American business executive (born 1952)

Rodney O. "Rod" Martin Jr. (born June 16, 1952) is an American business executive. He served as the chairman and chief executive officer of Voya Financial, Inc. (NYSE: VOYA), a Fortune 500 financial services company based in New York, New York from 2011 through December 2022.

==Education==
Martin graduated with a bachelor's degree in business administration from Alfred University in Alfred, New York.

==Professional career==
Martin started his career in 1975 as an agent with Connecticut Mutual Life Insurance Company, where he served more than 20 years, ultimately becoming president of Connecticut Mutual Insurance Services. In 1995, he became president and chief executive officer of the American General Life Insurance Company of New York. When it merged with the American International Group, he was in charge of their life insurance division. During his 10-year tenure at AIG, he served as chairman and CEO of American Life Insurance Company (Alico) and chairman of American International Assurance (AIA).

In 2011, Martin joined Voya Financial as chairman and chief executive officer. Under Martin's leadership, Voya has achieved 400 basis points of improvement in Ongoing Business Adjusted Operating Return on Equity; generated strong growth in Ongoing Business operating earnings; returned $3 billion in excess capital to shareholders; and fostered a One Voya culture. Martin successfully prepared the company for an initial public offering (IPO) on the New York Stock Exchange in May 2013 – leading one of the top performing IPOs of that year.

Martin earned a total compensation of $9.59 million in 2016, which included a base salary of $1 million, stock awards worth $6.40 million, and other compensation totaling $2.19 million.
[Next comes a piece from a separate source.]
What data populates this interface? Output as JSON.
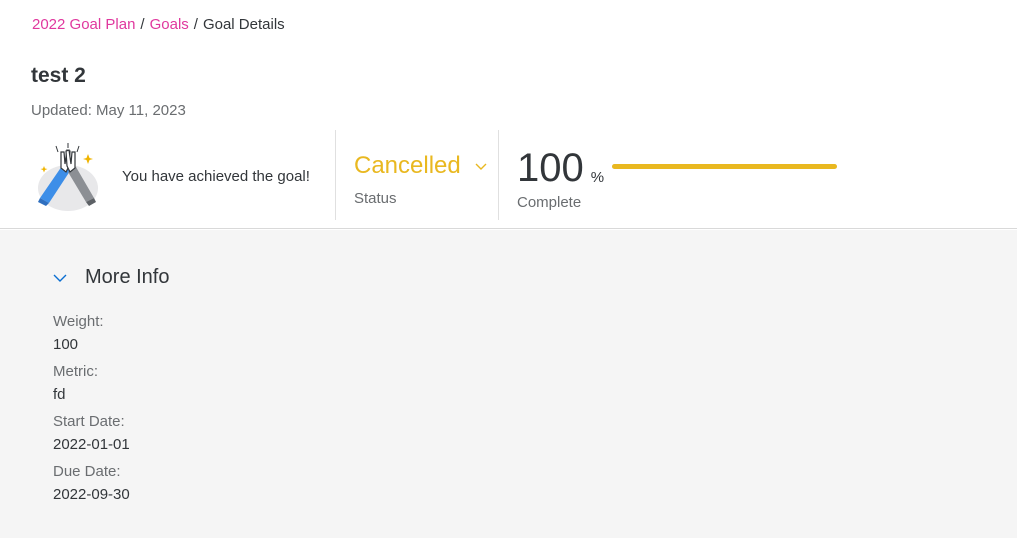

== Honors and organizations ==
Martin is a board member of the American Council of Life Insurers (ACLI); a board member of Junior Achievement; a fellow, Life Underwriter Training Council; and has served on the board of the Life Insurance Marketing and Research Association (LIMRA).

Martin is also a member of Catalyst CEO Champions for Change, the U.S. 30% Club, and the Committee Encouraging Corporate Philanthropy (CECP).